2. Besteht zwischen den Beteiligten Streit, ob die durch einen Verwaltungsakt in Anspruch genommene Gesellschaft besteht, so hat das FG grundsätzlich die hierfür maßgebliche Umstände aufzuklären. Kommt es dabei zu dem Ergebnis, daß die von der Finanzbehörde vermutete Gesellschaft nicht existiert, ist der ergangene Bescheid bereits deshalb wegen Nichtigkeit aufzuheben, ohne daß es einer weiteren sachlichen Nachprüfung des angefochtenen Verwaltungsakts bedarf (Beschluß in BFH/NV 1987, 794; BFH-Urteil vom 22. Dezember 1965 II 6/63, Höchstrichterliche Finanzrechtsprechung - HFR - 1966, 180; Hübschmann/Hepp/Spitaler, Kommentar zur Abgabenordnung und Finanzgerichtsordnung, 8. Aufl., § 57 FGO Rdnr. 19).
Im anhängigen Rechtsstreit erweist sich - argumentum a majore ad minus - selbst eine gerichtliche Entscheidung über die Frage, ob die Eheleute in der vom FA angenommenen gesellschaftsrechtlichen Verbindung standen, als entbehrlich. Denn nach der materiellen Rechtslage ist die Prüfungsanordnung bereits deshalb aufzuheben, weil sie an ein Rechtssubjekt gerichtet wurde, dessen Existenz im Streit ist.
Gemäß § 193 Abs. 1 AO 1977 ist eine Prüfungsanordnung bei Steuerpflichtigen zulässig, die einen gewerblichen oder land- und forstwirtschaftlichen Betrieb unterhalten oder die freiberuflich tätig sind. Richtet sich die Prüfungsanordnung gegen eine Gemeinschaft oder Gesellschaft, so müssen - auch nach dem Verhalten des Steuerpflichtigen - zum einen die Rechtsakte, Rechtsbeziehungen oder faktischen Beziehungen, die die Rechtssubjektivität begründen sollen, eindeutig feststehen (BFH-Urteil vom 13. November 1984 VIII R 5/84, BFH/NV 1985, 61), zum anderen darf kein vernünftiger Zweifel darüber aufkommen, daß die Gemeinschaft oder die Gesellschaft tatsächlich einen gewerblichen oder land- und forstwirtschaftlichen Betrieb unterhält oder freiberuflich tätig ist (BFH-Urteile vom 5. November 1981 IV R 179/79, BFHE 134, 395, BStBl II 1982, 208, m. w.
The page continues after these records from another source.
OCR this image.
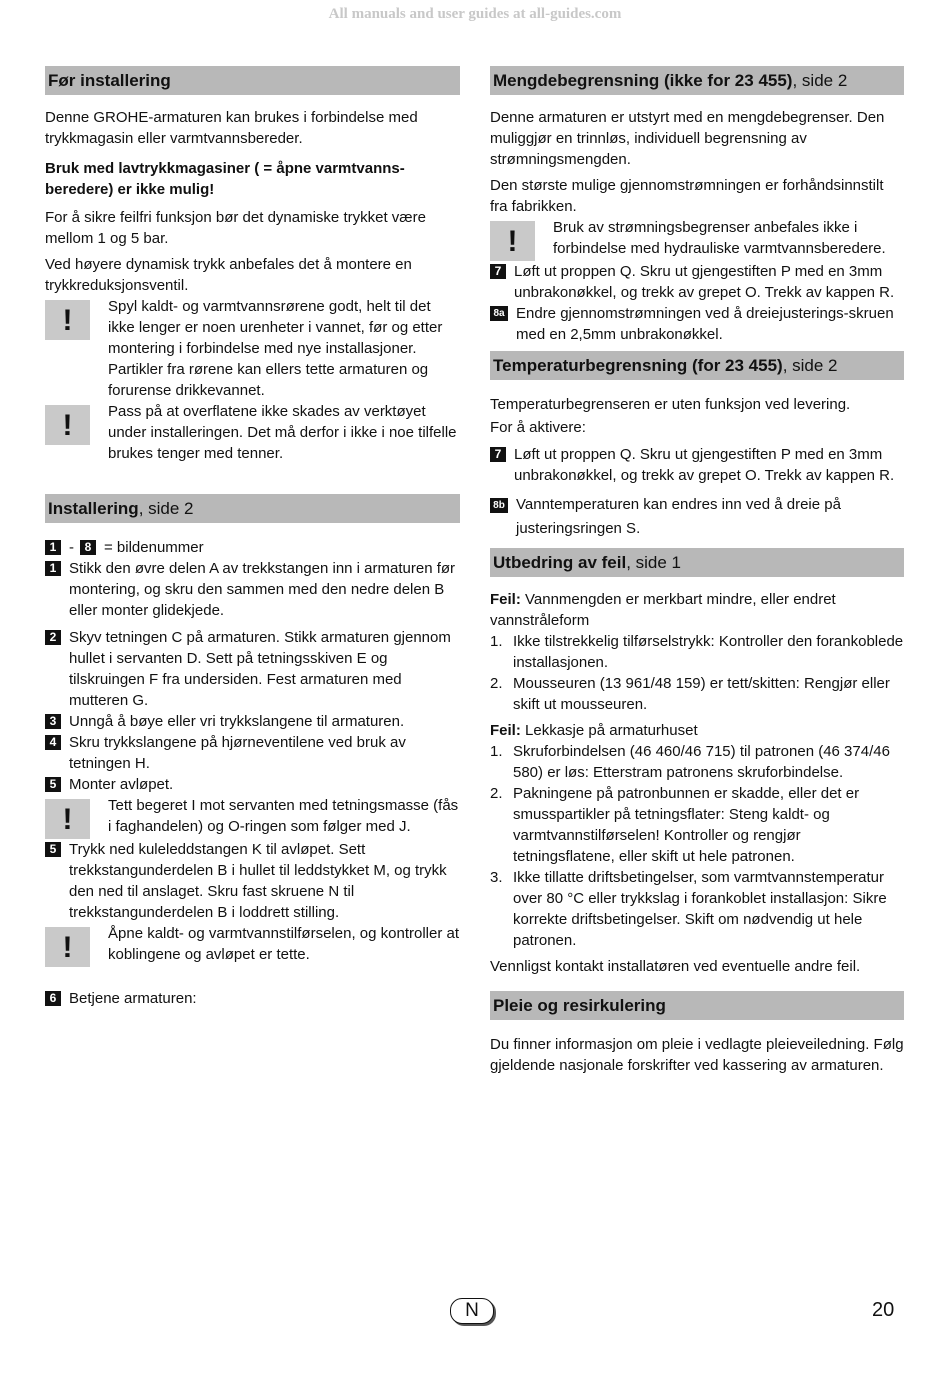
All manuals and user guides at all-guides.com
Før installering

Denne GROHE-armaturen kan brukes i forbindelse med trykkmagasin eller varmtvannsbereder.

Bruk med lavtrykkmagasiner ( = åpne varmtvanns-beredere) er ikke mulig!

For å sikre feilfri funksjon bør det dynamiske trykket være mellom 1 og 5 bar.

Ved høyere dynamisk trykk anbefales det å montere en trykkreduksjonsventil.

! Spyl kaldt- og varmtvannsrørene godt, helt til det ikke lenger er noen urenheter i vannet, før og etter montering i forbindelse med nye installasjoner. Partikler fra rørene kan ellers tette armaturen og forurense drikkevannet.
! Pass på at overflatene ikke skades av verktøyet under installeringen. Det må derfor i ikke i noe tilfelle brukes tenger med tenner.
Installering, side 2
1 - 8 = bildenummer
1 Stikk den øvre delen A av trekkstangen inn i armaturen før montering, og skru den sammen med den nedre delen B eller monter glidekjede.
2 Skyv tetningen C på armaturen. Stikk armaturen gjennom hullet i servanten D. Sett på tetningsskiven E og tilskruingen F fra undersiden. Fest armaturen med mutteren G.
3 Unngå å bøye eller vri trykkslangene til armaturen.
4 Skru trykkslangene på hjørneventilene ved bruk av tetningen H.
5 Monter avløpet.
! Tett begeret I mot servanten med tetningsmasse (fås i faghandelen) og O-ringen som følger med J.
5 Trykk ned kuleleddstangen K til avløpet. Sett trekkstangunderdelen B i hullet til leddstykket M, og trykk den ned til anslaget. Skru fast skruene N til trekkstangunderdelen B i loddrett stilling.
! Åpne kaldt- og varmtvannstilførselen, og kontroller at koblingene og avløpet er tette.
6 Betjene armaturen:
Mengdebegrensning (ikke for 23 455), side 2

Denne armaturen er utstyrt med en mengdebegrenser. Den muliggjør en trinnløs, individuell begrensning av strømningsmengden.

Den største mulige gjennomstrømningen er forhåndsinnstilt fra fabrikken.

! Bruk av strømningsbegrenser anbefales ikke i forbindelse med hydrauliske varmtvannsberedere.
7 Løft ut proppen Q. Skru ut gjengestiften P med en 3mm unbrakonøkkel, og trekk av grepet O. Trekk av kappen R.
8a Endre gjennomstrømningen ved å dreiejusterings-skruen med en 2,5mm unbrakonøkkel.
Temperaturbegrensning (for 23 455), side 2

Temperaturbegrenseren er uten funksjon ved levering.

For å aktivere:

7 Løft ut proppen Q. Skru ut gjengestiften P med en 3mm unbrakonøkkel, og trekk av grepet O. Trekk av kappen R.
8b Vanntemperaturen kan endres inn ved å dreie på justeringsringen S.
Utbedring av feil, side 1

Feil: Vannmengden er merkbart mindre, eller endret vannstråleform

1. Ikke tilstrekkelig tilførselstrykk: Kontroller den forankoblede installasjonen.
2. Mousseuren (13 961/48 159) er tett/skitten: Rengjør eller skift ut mousseuren.

Feil: Lekkasje på armaturhuset

1. Skruforbindelsen (46 460/46 715) til patronen (46 374/46 580) er løs: Etterstram patronens skruforbindelse.
2. Pakningene på patronbunnen er skadde, eller det er smusspartikler på tetningsflater: Steng kaldt- og varmtvannstilførselen! Kontroller og rengjør tetningsflatene, eller skift ut hele patronen.
3. Ikke tillatte driftsbetingelser, som varmtvannstemperatur over 80 °C eller trykkslag i forankoblet installasjon: Sikre korrekte driftsbetingelser. Skift om nødvendig ut hele patronen.

Vennligst kontakt installatøren ved eventuelle andre feil.

Pleie og resirkulering

Du finner informasjon om pleie i vedlagte pleieveiledning. Følg gjeldende nasjonale forskrifter ved kassering av armaturen.

N	20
N.; vom 13. März 1987 III R 236/83, BFHE 149, 399, BStBl II 1987, 664).
Im Streitfall sind diese Voraussetzungen nicht erfüllt. Denn bis zu der im März 1983 durchgeführten Erstprüfung ist das für die Besteuerung der Eheleute W zuständige FA in Übereinstimmung mit den abgegebenen Steuererklärungen davon ausgegangen, daß Frau W Einzelunternehmerin war, Herr W hingegen keine steuerpflichtigen Einkünfte aus einer beruflichen Tätigkeit erzielte. Erst im Verlauf der bei Herrn W angeordneten Außenprüfung gelangte das Betriebsprüfungs-FA zu der Überzeugung, daß die Eheleute gemeinschaftlich Einkünfte aus gewerblicher Tätigkeit erzielt und eine GdbR gegründet hätten. Diese Auffassung ist jedoch nicht nur in dem erfolgreichen Beschwerdeverfahren gegen die Prüfungsanordnung vom 9. Februar 1983, sondern auch im Rahmen des anhängigen Rechtsstreits bestritten worden.
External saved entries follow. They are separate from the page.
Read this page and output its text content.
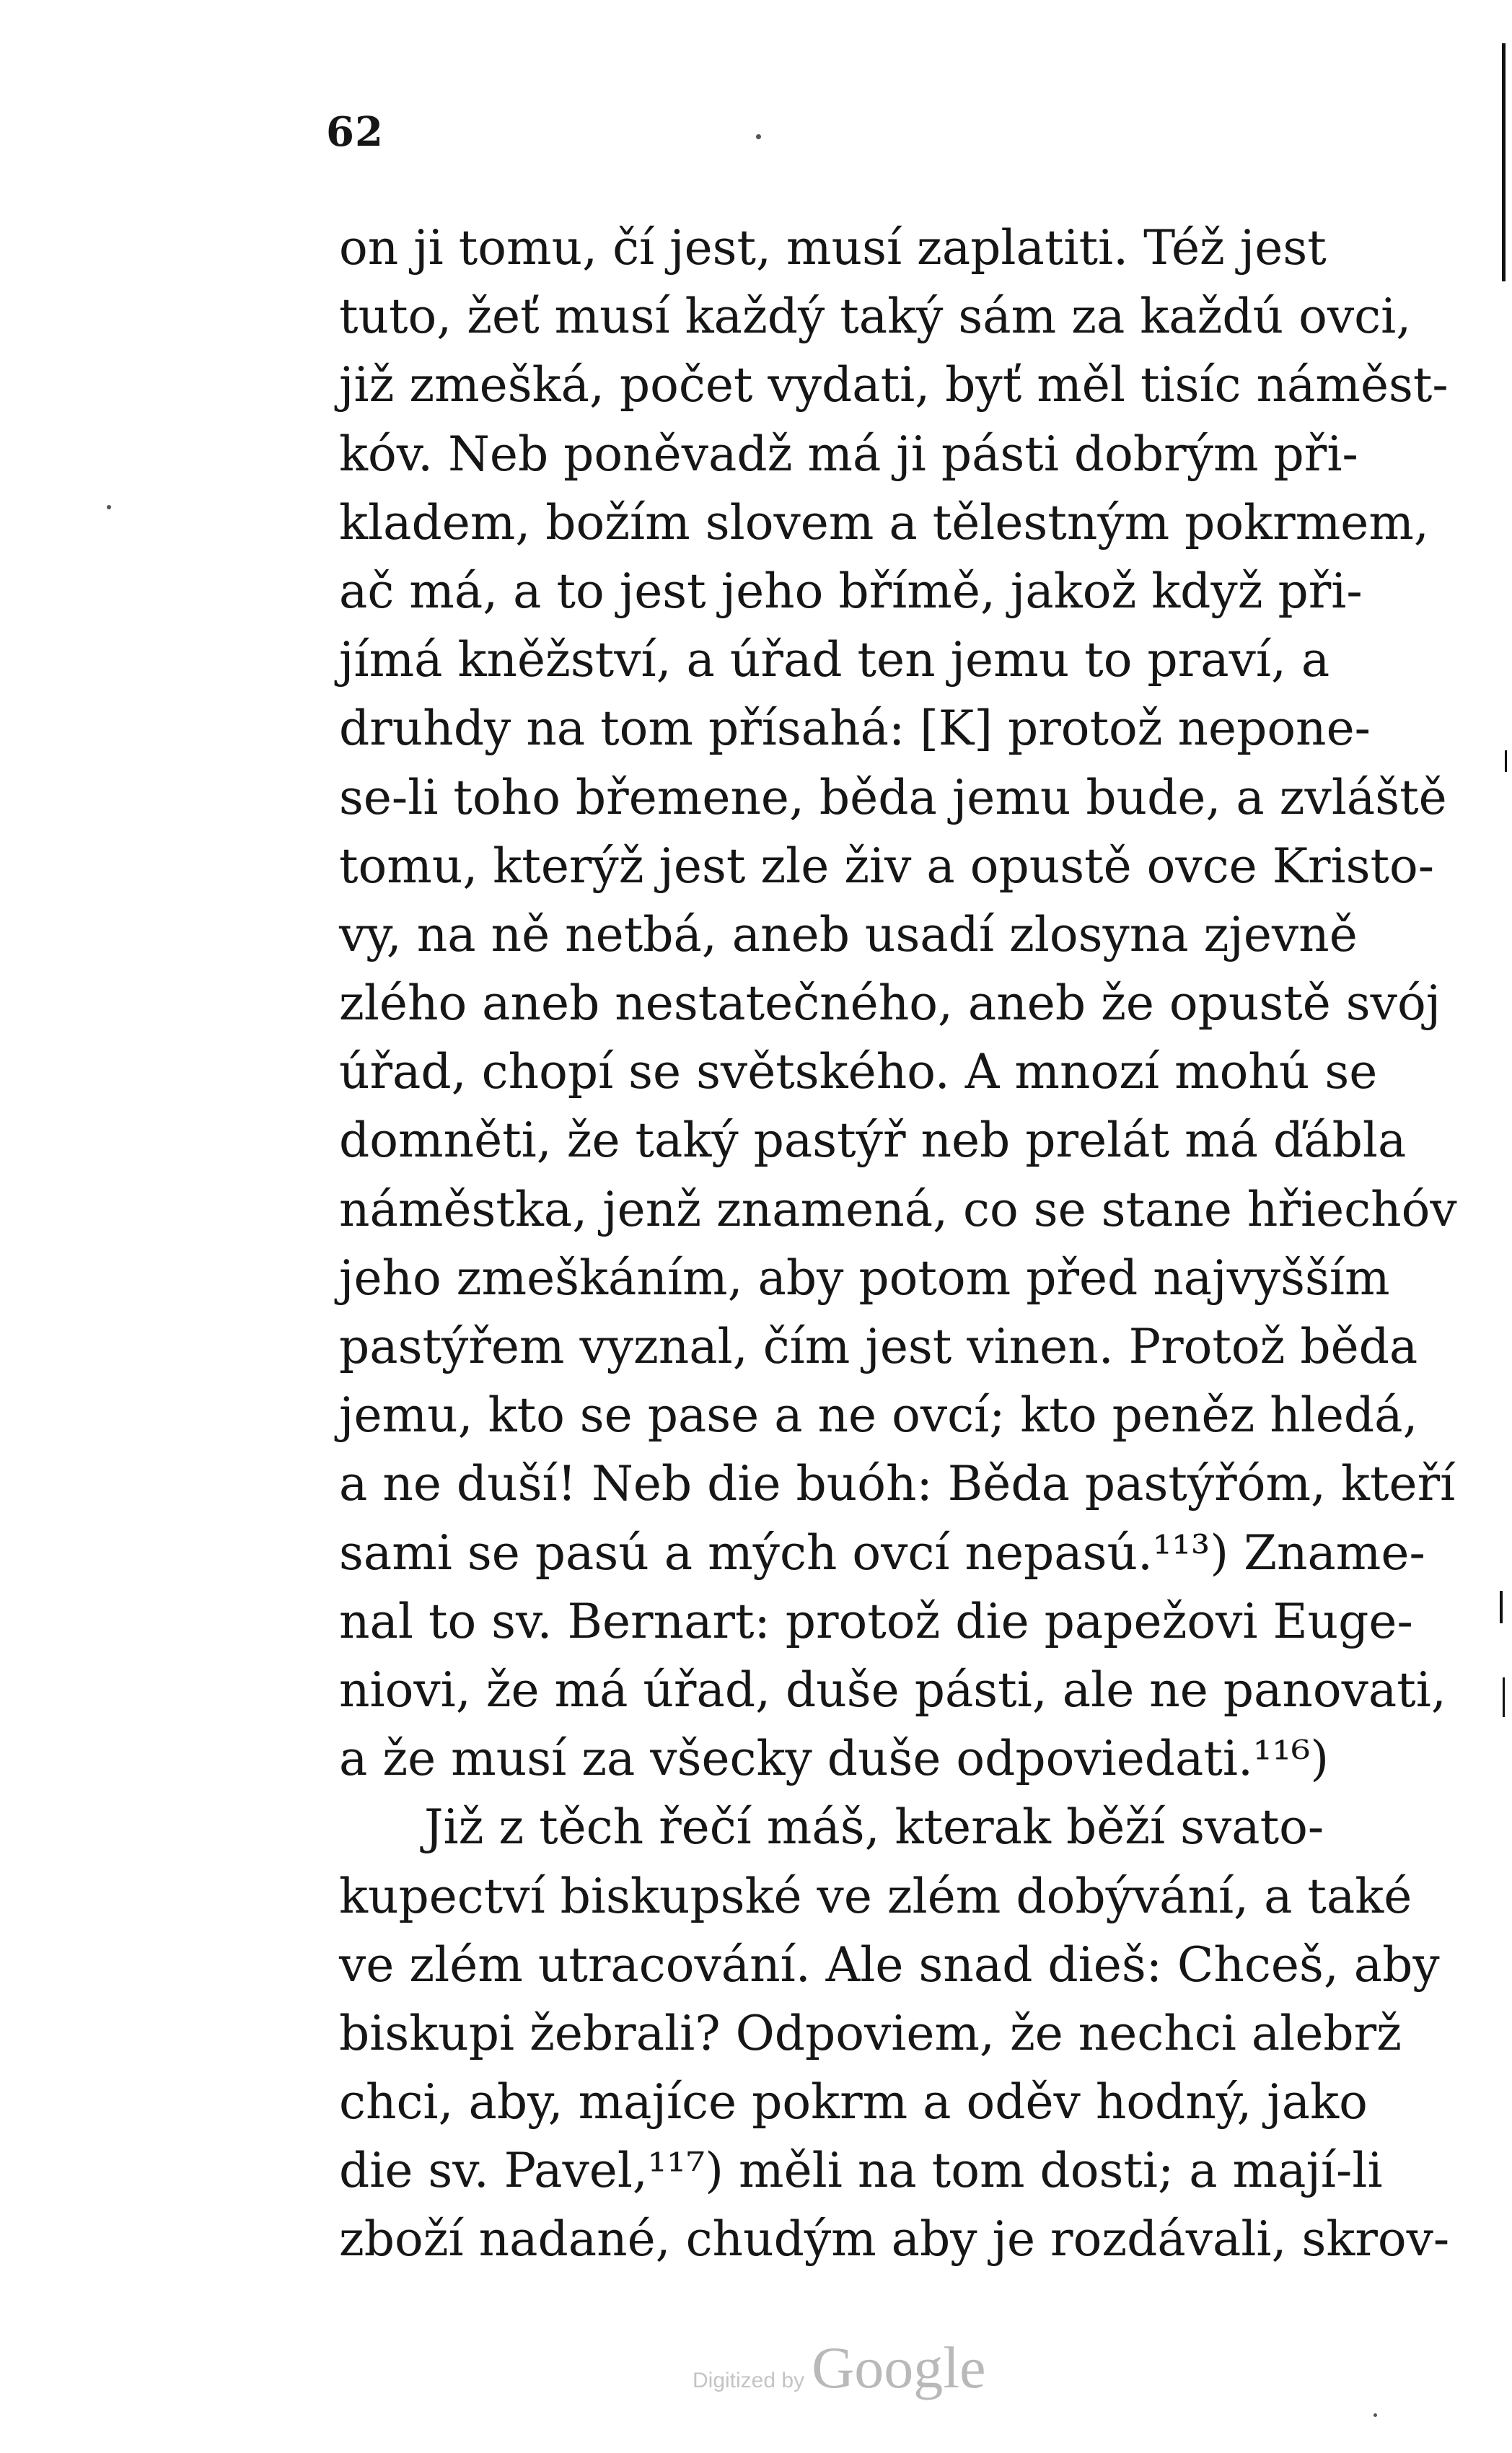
62
on ji tomu, čí jest, musí zaplatiti. Též jest
tuto, žeť musí každý taký sám za každú ovci,
již zmešká, počet vydati, byť měl tisíc náměst-
kóv. Neb poněvadž má ji pásti dobrým při-
kladem, božím slovem a tělestným pokrmem,
ač má, a to jest jeho břímě, jakož když při-
jímá kněžství, a úřad ten jemu to praví, a
druhdy na tom přísahá: [K] protož nepone-
se-li toho břemene, běda jemu bude, a zvláště
tomu, kterýž jest zle živ a opustě ovce Kristo-
vy, na ně netbá, aneb usadí zlosyna zjevně
zlého aneb nestatečného, aneb že opustě svój
úřad, chopí se světského. A mnozí mohú se
domněti, že taký pastýř neb prelát má ďábla
náměstka, jenž znamená, co se stane hřiechóv
jeho zmeškáním, aby potom před najvyšším
pastýřem vyznal, čím jest vinen. Protož běda
jemu, kto se pase a ne ovcí; kto peněz hledá,
a ne duší! Neb die buóh: Běda pastýřóm, kteří
sami se pasú a mých ovcí nepasú.¹¹³) Zname-
nal to sv. Bernart: protož die papežovi Euge-
niovi, že má úřad, duše pásti, ale ne panovati,
a že musí za všecky duše odpoviedati.¹¹⁶)
Již z těch řečí máš, kterak běží svato-
kupectví biskupské ve zlém dobývání, a také
ve zlém utracování. Ale snad dieš: Chceš, aby
biskupi žebrali? Odpoviem, že nechci alebrž
chci, aby, majíce pokrm a oděv hodný, jako
die sv. Pavel,¹¹⁷) měli na tom dosti; a mají-li
zboží nadané, chudým aby je rozdávali, skrov-
Digitized by Google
War und ist demnach zwischen den Beteiligten im Streit, ob die fragliche Gesellschaft existiert und in der in § 193 Abs. 1 AO 1977 genannten Art tätig geworden ist, so konnten zur Ermittlung der steuerlichen Verhältnisse nur gegenüber den Eheleuten Prüfungsanordnungen ergehen.